Ii. Камень второй. Горящий обсидиан - Ольга Макарова
Шрифт:
Интервал:
Закладка:
Высокий, такой же высокий, как Серег, незнакомец выступил из-за багряных древесных зарослей и лениво загородил Максу путь…
Колпак с пятью бубенцами… глаза без белков цвета темного янтаря… желтая кожа, туго обтягивающая широкие скулы и острый подбородок… улыбка… улыбка хищного голодного безумца… ровные, белые, смертельно острые зубы… Серый Охотничий плащ древнего образца… запахнутый справа налево, как у мертвого, которого провожают в последний путь…
Следом потянулись остальные, подобные первому. Один был белоснежно сед и горбат; длинные руки с кривыми когтями почти волочились по земле. Другой смотрел свирепым псом, и зеленые глаза мерцали из-под надвинутого на лоб колпака. Двое оставшихся о чем-то шипели между собой за спиной у Макса Милиана; он не нашел в себе смелости обернуться и посмотреть…
Конечно же, конечно!.. Марнс не должен бояться подобных созданий. Марнс смеется в околочеловечьи морды детей тьмы!.. Но это не были дети тьмы: дышалось все так же свободно… Это было… нечто большее… нечто, чего понять нельзя…
Краем глаза Макс Милиан увидел, как за спинами шутов собираются другие, чей облик не выразить в человеческих словах… стигийские пауки…
— Мальчик-мальчик, зачем ты бродишь здесь один? — вновь заговорил главный шут. — Где твои родители?
— Где? Где? — зашипели сзади.
— Быть может, позовешь?.. — шут захохотал, явно наслаждаясь беспомощностью мальчишки.
— Я… не… я не хочу… здесь умирать… — бессвязно лепетал Макс…
Умереть здесь. В мире, где нет времени. Умереть под застывшим навеки дождем. Лечь костьми в мертвую землю. А что станет с душой в этом статичном мире? Что ждет ее? Вечность…
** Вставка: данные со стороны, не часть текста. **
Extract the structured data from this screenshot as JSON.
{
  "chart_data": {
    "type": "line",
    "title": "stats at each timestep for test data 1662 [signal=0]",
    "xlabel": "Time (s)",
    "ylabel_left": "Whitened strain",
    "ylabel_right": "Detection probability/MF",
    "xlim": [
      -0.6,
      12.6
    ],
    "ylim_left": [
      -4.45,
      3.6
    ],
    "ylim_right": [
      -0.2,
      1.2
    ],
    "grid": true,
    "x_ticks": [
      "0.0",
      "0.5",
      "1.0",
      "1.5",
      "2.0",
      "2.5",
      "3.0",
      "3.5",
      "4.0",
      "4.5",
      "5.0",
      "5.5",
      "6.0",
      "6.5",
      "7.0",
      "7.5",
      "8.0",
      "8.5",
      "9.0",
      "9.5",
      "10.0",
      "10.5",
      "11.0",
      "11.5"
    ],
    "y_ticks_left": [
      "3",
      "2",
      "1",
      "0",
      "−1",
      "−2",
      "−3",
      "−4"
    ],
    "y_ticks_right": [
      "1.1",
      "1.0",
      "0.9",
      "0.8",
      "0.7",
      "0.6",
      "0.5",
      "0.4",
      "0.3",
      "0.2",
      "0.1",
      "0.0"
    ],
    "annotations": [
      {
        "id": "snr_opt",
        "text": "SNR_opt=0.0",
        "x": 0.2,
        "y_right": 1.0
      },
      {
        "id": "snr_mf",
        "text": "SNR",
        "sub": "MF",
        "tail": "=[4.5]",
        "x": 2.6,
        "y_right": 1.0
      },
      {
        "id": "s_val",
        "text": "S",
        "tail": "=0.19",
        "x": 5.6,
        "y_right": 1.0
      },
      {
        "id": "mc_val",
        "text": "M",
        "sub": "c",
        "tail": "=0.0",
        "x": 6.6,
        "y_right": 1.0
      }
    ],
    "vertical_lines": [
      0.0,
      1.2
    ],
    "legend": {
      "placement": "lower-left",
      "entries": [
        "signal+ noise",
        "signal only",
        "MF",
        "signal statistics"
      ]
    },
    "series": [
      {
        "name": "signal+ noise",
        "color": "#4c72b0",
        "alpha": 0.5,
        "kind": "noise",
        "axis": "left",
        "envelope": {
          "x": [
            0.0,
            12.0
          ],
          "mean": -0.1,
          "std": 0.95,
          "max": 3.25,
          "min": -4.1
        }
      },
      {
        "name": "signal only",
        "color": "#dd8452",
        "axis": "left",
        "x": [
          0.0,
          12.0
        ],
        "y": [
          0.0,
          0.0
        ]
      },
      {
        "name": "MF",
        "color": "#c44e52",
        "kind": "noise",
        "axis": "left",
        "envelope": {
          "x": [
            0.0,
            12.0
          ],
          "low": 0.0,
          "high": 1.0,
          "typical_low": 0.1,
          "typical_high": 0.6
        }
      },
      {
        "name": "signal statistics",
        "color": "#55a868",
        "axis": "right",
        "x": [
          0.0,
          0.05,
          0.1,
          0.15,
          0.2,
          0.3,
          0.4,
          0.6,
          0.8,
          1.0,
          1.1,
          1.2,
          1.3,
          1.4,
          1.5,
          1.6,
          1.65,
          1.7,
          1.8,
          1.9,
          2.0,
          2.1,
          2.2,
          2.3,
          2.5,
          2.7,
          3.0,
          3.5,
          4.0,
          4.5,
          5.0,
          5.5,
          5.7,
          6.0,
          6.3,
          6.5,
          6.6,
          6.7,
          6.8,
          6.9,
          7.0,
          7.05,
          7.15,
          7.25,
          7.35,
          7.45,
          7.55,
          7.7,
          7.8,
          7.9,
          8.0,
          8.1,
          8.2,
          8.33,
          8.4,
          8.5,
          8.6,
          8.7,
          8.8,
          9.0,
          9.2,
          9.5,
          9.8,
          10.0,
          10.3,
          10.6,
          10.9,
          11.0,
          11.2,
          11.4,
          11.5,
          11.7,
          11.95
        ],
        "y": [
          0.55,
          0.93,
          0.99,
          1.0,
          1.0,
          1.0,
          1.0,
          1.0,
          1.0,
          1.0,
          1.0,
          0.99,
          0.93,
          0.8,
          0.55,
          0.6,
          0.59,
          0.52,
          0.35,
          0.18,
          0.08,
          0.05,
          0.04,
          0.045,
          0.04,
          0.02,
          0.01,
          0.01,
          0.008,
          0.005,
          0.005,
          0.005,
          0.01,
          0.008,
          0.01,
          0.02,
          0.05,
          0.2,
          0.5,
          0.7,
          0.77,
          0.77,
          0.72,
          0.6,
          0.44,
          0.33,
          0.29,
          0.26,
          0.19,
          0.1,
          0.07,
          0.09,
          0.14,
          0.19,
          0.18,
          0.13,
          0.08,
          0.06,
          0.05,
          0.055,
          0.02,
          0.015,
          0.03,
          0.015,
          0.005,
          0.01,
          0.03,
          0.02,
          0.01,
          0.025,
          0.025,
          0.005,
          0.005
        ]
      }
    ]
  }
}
— Я не хочу здесь умирать!!! — заорал Макс не своим голосом, на ходу выхватывая меч и бросаясь напролом. Сквозь толпу тех и других. К двугорбому холму с мертвыми цветами, за которым… свобода…
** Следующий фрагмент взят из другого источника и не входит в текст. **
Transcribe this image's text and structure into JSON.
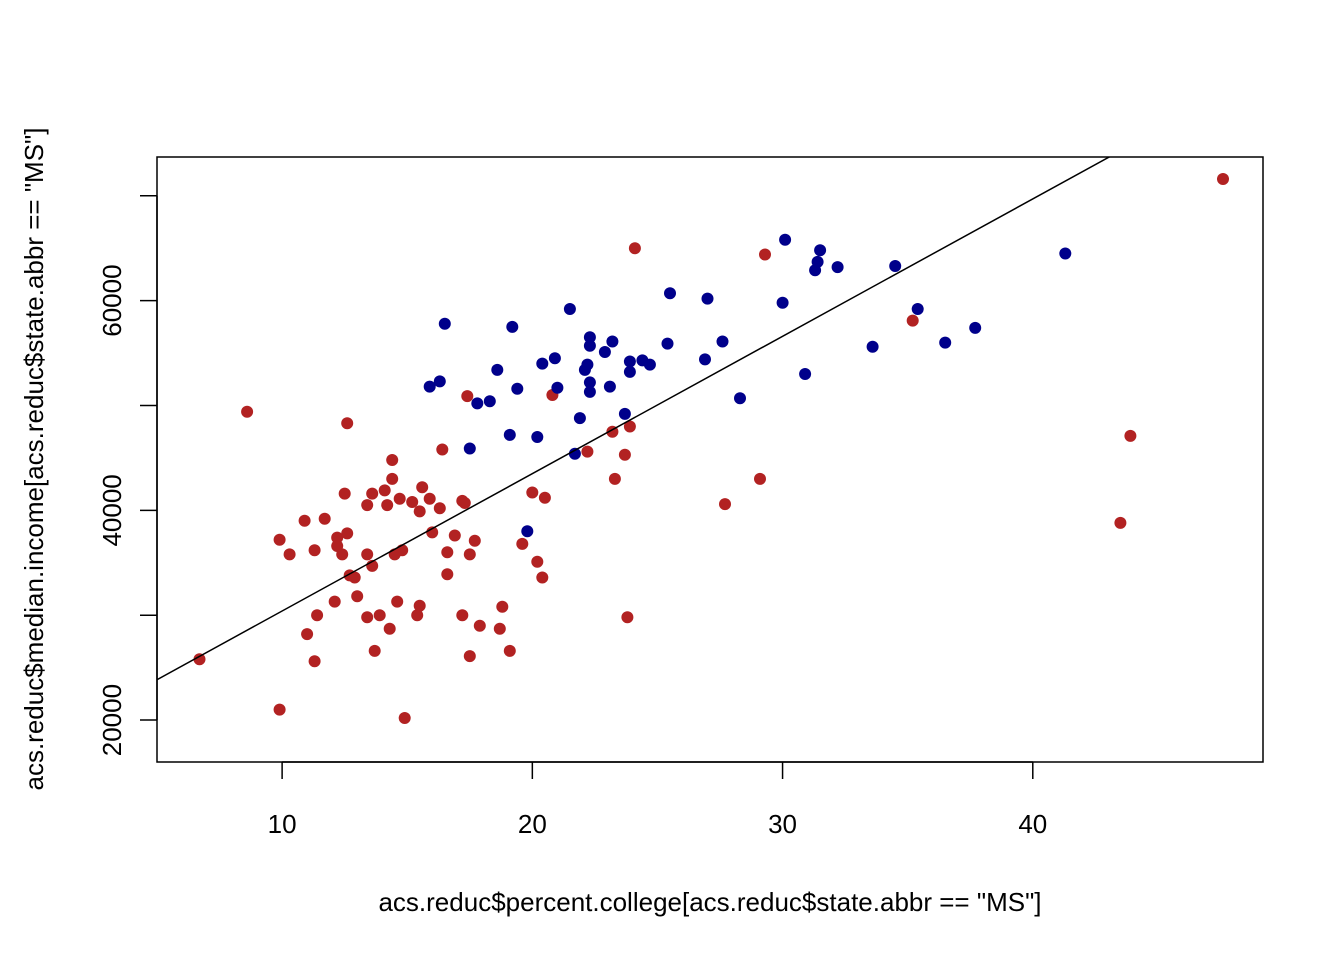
{
  "chart_data": {
    "type": "scatter",
    "title": "",
    "xlabel": "acs.reduc$percent.college[acs.reduc$state.abbr == \"MS\"]",
    "ylabel": "acs.reduc$median.income[acs.reduc$state.abbr == \"MS\"]",
    "xlim": [
      5,
      49.2
    ],
    "ylim": [
      16000,
      73700
    ],
    "x_ticks": [
      10,
      20,
      30,
      40
    ],
    "x_tick_labels": [
      "10",
      "20",
      "30",
      "40"
    ],
    "y_ticks": [
      20000,
      40000,
      60000
    ],
    "y_tick_labels": [
      "20000",
      "40000",
      "60000"
    ],
    "y_tick_positions": [
      20000,
      30000,
      40000,
      50000,
      60000,
      70000
    ],
    "grid": false,
    "legend": "none",
    "fit_line": {
      "intercept": 17300,
      "slope": 1310
    },
    "colors": {
      "series_1": "#b22222",
      "series_2": "#00008b",
      "line": "#000000",
      "frame": "#000000"
    },
    "series": [
      {
        "color": "#b22222",
        "points": [
          [
            6.7,
            25800
          ],
          [
            8.6,
            49400
          ],
          [
            9.9,
            21000
          ],
          [
            9.9,
            37200
          ],
          [
            10.3,
            35800
          ],
          [
            10.9,
            39000
          ],
          [
            11.0,
            28200
          ],
          [
            11.3,
            25600
          ],
          [
            11.3,
            36200
          ],
          [
            11.4,
            30000
          ],
          [
            11.7,
            39200
          ],
          [
            12.1,
            31300
          ],
          [
            12.2,
            36600
          ],
          [
            12.2,
            37400
          ],
          [
            12.4,
            35800
          ],
          [
            12.5,
            41600
          ],
          [
            12.6,
            37800
          ],
          [
            12.6,
            48300
          ],
          [
            12.7,
            33800
          ],
          [
            12.9,
            33600
          ],
          [
            13.0,
            31800
          ],
          [
            13.4,
            40500
          ],
          [
            13.4,
            35800
          ],
          [
            13.4,
            29800
          ],
          [
            13.6,
            34700
          ],
          [
            13.6,
            41600
          ],
          [
            13.7,
            26600
          ],
          [
            13.9,
            30000
          ],
          [
            14.1,
            41900
          ],
          [
            14.2,
            40500
          ],
          [
            14.3,
            28700
          ],
          [
            14.4,
            44800
          ],
          [
            14.4,
            43000
          ],
          [
            14.5,
            35800
          ],
          [
            14.6,
            31300
          ],
          [
            14.7,
            41100
          ],
          [
            14.8,
            36200
          ],
          [
            14.9,
            20200
          ],
          [
            15.2,
            40800
          ],
          [
            15.4,
            30000
          ],
          [
            15.5,
            30900
          ],
          [
            15.5,
            39900
          ],
          [
            15.6,
            42200
          ],
          [
            15.9,
            41100
          ],
          [
            16.0,
            37900
          ],
          [
            16.3,
            40200
          ],
          [
            16.4,
            45800
          ],
          [
            16.6,
            36000
          ],
          [
            16.6,
            33900
          ],
          [
            16.9,
            37600
          ],
          [
            17.2,
            30000
          ],
          [
            17.2,
            40900
          ],
          [
            17.3,
            40700
          ],
          [
            17.4,
            50900
          ],
          [
            17.5,
            26100
          ],
          [
            17.5,
            35800
          ],
          [
            17.7,
            37100
          ],
          [
            17.9,
            29000
          ],
          [
            18.7,
            28700
          ],
          [
            18.8,
            30800
          ],
          [
            19.1,
            26600
          ],
          [
            19.6,
            36800
          ],
          [
            20.0,
            41700
          ],
          [
            20.2,
            35100
          ],
          [
            20.4,
            33600
          ],
          [
            20.5,
            41200
          ],
          [
            20.8,
            51000
          ],
          [
            22.2,
            45600
          ],
          [
            23.2,
            47500
          ],
          [
            23.3,
            43000
          ],
          [
            23.7,
            45300
          ],
          [
            23.8,
            29800
          ],
          [
            23.9,
            48000
          ],
          [
            24.1,
            65000
          ],
          [
            27.7,
            40600
          ],
          [
            29.1,
            43000
          ],
          [
            29.3,
            64400
          ],
          [
            35.2,
            58100
          ],
          [
            43.5,
            38800
          ],
          [
            43.9,
            47100
          ],
          [
            47.6,
            71600
          ]
        ]
      },
      {
        "color": "#00008b",
        "points": [
          [
            15.9,
            51800
          ],
          [
            16.3,
            52300
          ],
          [
            16.5,
            57800
          ],
          [
            17.5,
            45900
          ],
          [
            17.8,
            50200
          ],
          [
            18.3,
            50400
          ],
          [
            18.6,
            53400
          ],
          [
            19.1,
            47200
          ],
          [
            19.2,
            57500
          ],
          [
            19.4,
            51600
          ],
          [
            19.8,
            38000
          ],
          [
            20.2,
            47000
          ],
          [
            20.4,
            54000
          ],
          [
            20.9,
            54500
          ],
          [
            21.0,
            51700
          ],
          [
            21.5,
            59200
          ],
          [
            21.7,
            45400
          ],
          [
            21.9,
            48800
          ],
          [
            22.1,
            53400
          ],
          [
            22.2,
            53900
          ],
          [
            22.3,
            52200
          ],
          [
            22.3,
            55700
          ],
          [
            22.3,
            56500
          ],
          [
            22.3,
            51300
          ],
          [
            22.9,
            55100
          ],
          [
            23.1,
            51800
          ],
          [
            23.2,
            56100
          ],
          [
            23.7,
            49200
          ],
          [
            23.9,
            54200
          ],
          [
            23.9,
            53200
          ],
          [
            24.4,
            54300
          ],
          [
            24.7,
            53900
          ],
          [
            25.4,
            55900
          ],
          [
            25.5,
            60700
          ],
          [
            26.9,
            54400
          ],
          [
            27.0,
            60200
          ],
          [
            27.6,
            56100
          ],
          [
            28.3,
            50700
          ],
          [
            30.0,
            59800
          ],
          [
            30.1,
            65800
          ],
          [
            30.9,
            53000
          ],
          [
            31.3,
            62900
          ],
          [
            31.4,
            63700
          ],
          [
            31.5,
            64800
          ],
          [
            32.2,
            63200
          ],
          [
            33.6,
            55600
          ],
          [
            34.5,
            63300
          ],
          [
            35.4,
            59200
          ],
          [
            36.5,
            56000
          ],
          [
            37.7,
            57400
          ],
          [
            41.3,
            64500
          ]
        ]
      }
    ]
  }
}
Надо ли говорить, что его безумная атака захлебнулась сразу же?..
…Серег в задумчивости потер левое ухо: он обыскался журнала в лаборатории, в библиотеке, в кабинете и меньше всего ожидал найти его здесь. Вспомнить, когда это он положил его сюда, он не мог: он давно не навещал свою «Келью Одиночества».
Поразмыслив пару минут, Серый Инквизитор грустно усмехнулся и махнул на все рукой. Затем он небрежно сгреб со стола журнал и отправился разъяснять Ориону, сыну звезд строение лихтенной серебристой цепи на кристаллической матрице; давно обещал.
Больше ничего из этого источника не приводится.